A crise climática representa o maior desafio já enfrentado pela humanidade e exige mudanças profundas na forma como a sociedade se relaciona com a natureza. O alerta foi feito pelo neurobiólogo e escritor italiano Stefano Mancuso durante a inauguração do Centro de Ciências e Culturas Sesc RJ e da Galeria VÃO, no Rio de Janeiro.
Reconhecido internacionalmente por seus estudos sobre inteligência vegetal, Mancuso afirmou que o aquecimento global não pode ser tratado como um fenômeno temporário ou um simples ciclo natural. Segundo ele, a humanidade está diante de uma ameaça sem precedentes, capaz de comprometer a própria sobrevivência da espécie humana caso não haja uma mudança radical de comportamento.

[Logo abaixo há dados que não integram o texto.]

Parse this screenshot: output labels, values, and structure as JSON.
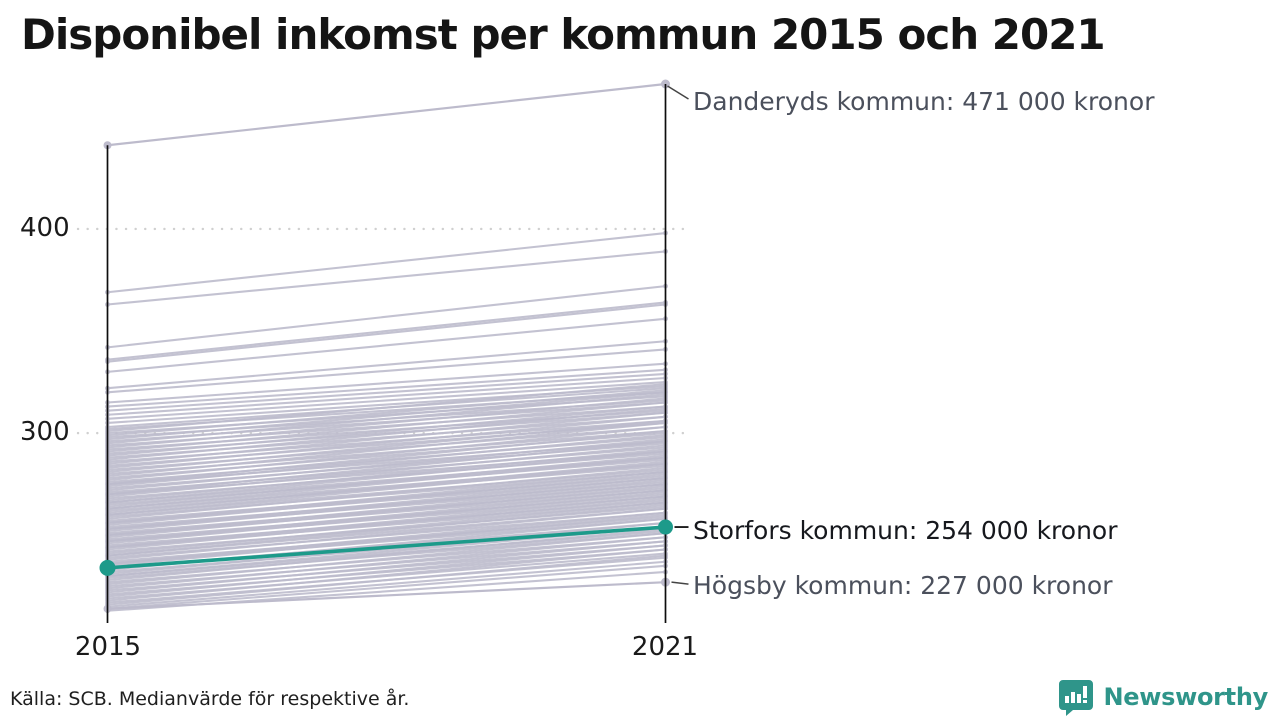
{
  "title": "Disponibel inkomst per kommun 2015 och 2021",
  "source": "Källa: SCB. Medianvärde för respektive år.",
  "branding": {
    "name": "Newsworthy",
    "color": "#2f958a",
    "icon": "newsworthy-speech-bubble-bar-chart-icon"
  },
  "colors": {
    "highlight": "#1d9a8a",
    "line_gray": "#bdbbcc",
    "axis": "#0d0d0d",
    "grid": "#d0d0d0",
    "connector": "#444444",
    "label_gray": "#4b505c",
    "label_dark": "#16181d"
  },
  "chart_data": {
    "type": "slope",
    "title": "Disponibel inkomst per kommun 2015 och 2021",
    "unit": "tusen kronor (medianvärde)",
    "x_categories": [
      "2015",
      "2021"
    ],
    "y_ticks": [
      400,
      300
    ],
    "ylim": [
      207,
      471
    ],
    "grid": "dotted-horizontal",
    "highlight_series": {
      "name": "Storfors kommun",
      "values": [
        234,
        254
      ],
      "label": "Storfors kommun: 254 000 kronor"
    },
    "annotated_series": [
      {
        "name": "Danderyds kommun",
        "values": [
          441,
          471
        ],
        "label": "Danderyds kommun: 471 000 kronor"
      },
      {
        "name": "Högsby kommun",
        "values": [
          214,
          227
        ],
        "label": "Högsby kommun: 227 000 kronor"
      }
    ],
    "background_series": [
      [
        369,
        398
      ],
      [
        363,
        389
      ],
      [
        342,
        372
      ],
      [
        336,
        364
      ],
      [
        335,
        363
      ],
      [
        330,
        356
      ],
      [
        322,
        345
      ],
      [
        320,
        341
      ],
      [
        315,
        334
      ],
      [
        313,
        331
      ],
      [
        311,
        329
      ],
      [
        309,
        327
      ],
      [
        307,
        325
      ],
      [
        305,
        323
      ],
      [
        303,
        322
      ],
      [
        302,
        320
      ],
      [
        301,
        324
      ],
      [
        300,
        318
      ],
      [
        299,
        321
      ],
      [
        298,
        316
      ],
      [
        297,
        320
      ],
      [
        296,
        315
      ],
      [
        295,
        319
      ],
      [
        294,
        313
      ],
      [
        293,
        317
      ],
      [
        292,
        311
      ],
      [
        291,
        315
      ],
      [
        290,
        310
      ],
      [
        289,
        313
      ],
      [
        288,
        308
      ],
      [
        287,
        312
      ],
      [
        286,
        306
      ],
      [
        285,
        310
      ],
      [
        284,
        305
      ],
      [
        283,
        308
      ],
      [
        282,
        303
      ],
      [
        281,
        306
      ],
      [
        280,
        301
      ],
      [
        279,
        305
      ],
      [
        278,
        300
      ],
      [
        277,
        303
      ],
      [
        276,
        298
      ],
      [
        275,
        301
      ],
      [
        275,
        296
      ],
      [
        274,
        299
      ],
      [
        273,
        295
      ],
      [
        272,
        297
      ],
      [
        271,
        293
      ],
      [
        270,
        296
      ],
      [
        270,
        291
      ],
      [
        269,
        294
      ],
      [
        268,
        290
      ],
      [
        267,
        292
      ],
      [
        266,
        288
      ],
      [
        266,
        291
      ],
      [
        265,
        287
      ],
      [
        264,
        289
      ],
      [
        263,
        285
      ],
      [
        263,
        288
      ],
      [
        262,
        284
      ],
      [
        261,
        286
      ],
      [
        260,
        282
      ],
      [
        260,
        285
      ],
      [
        259,
        281
      ],
      [
        258,
        283
      ],
      [
        257,
        279
      ],
      [
        256,
        281
      ],
      [
        256,
        278
      ],
      [
        255,
        280
      ],
      [
        254,
        276
      ],
      [
        253,
        278
      ],
      [
        253,
        275
      ],
      [
        252,
        277
      ],
      [
        251,
        273
      ],
      [
        250,
        275
      ],
      [
        250,
        272
      ],
      [
        249,
        274
      ],
      [
        248,
        270
      ],
      [
        247,
        272
      ],
      [
        247,
        269
      ],
      [
        246,
        271
      ],
      [
        245,
        267
      ],
      [
        244,
        269
      ],
      [
        244,
        266
      ],
      [
        243,
        268
      ],
      [
        242,
        264
      ],
      [
        241,
        266
      ],
      [
        240,
        263
      ],
      [
        240,
        265
      ],
      [
        239,
        261
      ],
      [
        238,
        263
      ],
      [
        237,
        259
      ],
      [
        236,
        261
      ],
      [
        236,
        258
      ],
      [
        235,
        260
      ],
      [
        234,
        256
      ],
      [
        233,
        258
      ],
      [
        232,
        254
      ],
      [
        231,
        256
      ],
      [
        230,
        252
      ],
      [
        230,
        254
      ],
      [
        229,
        251
      ],
      [
        228,
        253
      ],
      [
        227,
        249
      ],
      [
        226,
        251
      ],
      [
        225,
        247
      ],
      [
        224,
        249
      ],
      [
        223,
        245
      ],
      [
        222,
        247
      ],
      [
        221,
        243
      ],
      [
        220,
        245
      ],
      [
        219,
        241
      ],
      [
        218,
        243
      ],
      [
        217,
        239
      ],
      [
        216,
        240
      ],
      [
        215,
        237
      ],
      [
        214,
        235
      ],
      [
        213,
        232
      ]
    ]
  }
}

Para o pesquisador, um dos maiores erros da civilização moderna é acreditar que os seres humanos podem existir de forma independente das demais formas de vida. Ele argumenta que a visão de superioridade humana levou à exploração excessiva dos recursos naturais e ao enfraquecimento dos ecossistemas que sustentam a vida no planeta.
Professor da Universidade de Florença e referência mundial em neurobiologia vegetal, Mancuso defende que as plantas desempenham papel central na manutenção dos sistemas ambientais e que sua importância continua sendo subestimada. Autor de diversos livros publicados no Brasil, ele tem dedicado sua carreira a demonstrar que os vegetais possuem mecanismos complexos de adaptação, comunicação e tomada de decisões.
Durante sua palestra, o cientista também criticou o negacionismo climático e a tentativa de relativizar o conhecimento produzido pela comunidade científica. Segundo ele, a ciência trabalha com evidências acumuladas ao longo de décadas de pesquisa e não pode ser tratada como mera opinião.
Na avaliação de Mancuso, ignorar os dados sobre o aquecimento global significa aumentar os riscos de eventos extremos, perdas econômicas e crises sociais cada vez mais frequentes. Ele destacou que os efeitos das mudanças climáticas já podem ser observados em diferentes partes do mundo por meio de ondas de calor, secas prolongadas, enchentes e alterações nos padrões climáticos.
Como resposta ao avanço da crise ambiental, o pesquisador defendeu medidas de renaturalização das cidades. Entre as propostas apresentadas está a redução das áreas cobertas por asfalto e concreto para ampliar a presença de vegetação nos espaços urbanos. Segundo ele, a arborização em larga escala pode reduzir temperaturas, melhorar a qualidade do ar e diminuir impactos causados por eventos climáticos extremos.
Mancuso afirmou que os municípios que adotarem essas medidas de forma antecipada terão condições de evitar graves consequências humanas e econômicas no futuro. Para ele, adiar decisões relacionadas à adaptação climática aumentará significativamente os custos e os danos provocados pelas mudanças ambientais.
O cientista também utilizou exemplos históricos para demonstrar que urbanização e preservação ambiental podem coexistir. Ele citou antigas civilizações amazônicas que construíram assentamentos integrados à floresta, sem destruir os ecossistemas ao redor. Na visão do pesquisador, essas experiências mostram que existem modelos alternativos de desenvolvimento capazes de conciliar ocupação humana e conservação da biodiversidade.
Outro aspecto destacado por Mancuso foi o funcionamento das plantas. Segundo suas pesquisas, os vegetais apresentam uma forma de inteligência descentralizada, baseada na cooperação entre diferentes partes do organismo. As decisões são distribuídas por toda a estrutura da planta, especialmente nas raízes, sem a necessidade de um centro único de comando.
O autor acredita que esse modelo pode servir de inspiração para sociedades humanas que enfrentam desafios globais complexos. Para ele, sistemas mais colaborativos e menos centralizados tendem a ser mais resilientes diante de crises ambientais e sociais.
Além das mudanças urbanas, Mancuso defendeu o uso de instrumentos jurídicos para acelerar a adoção de políticas ambientais. Segundo ele, ações judiciais contra governos omissos e empresas poluidoras têm se mostrado ferramentas eficazes para garantir o cumprimento de metas climáticas e fortalecer a proteção dos ecossistemas.
Durante sua passagem pelo Rio de Janeiro, o pesquisador também participou da inauguração da exposição “Revolução das Plantas”, inspirada em uma de suas obras. A mostra reúne trabalhos de artistas brasileiros que exploram as relações entre natureza, tecnologia e sustentabilidade. A exposição integra a programação da nova Galeria VÃO, criada para aproximar arte, ciência e reflexão crítica, ampliando o diálogo entre conhecimento acadêmico e sociedade.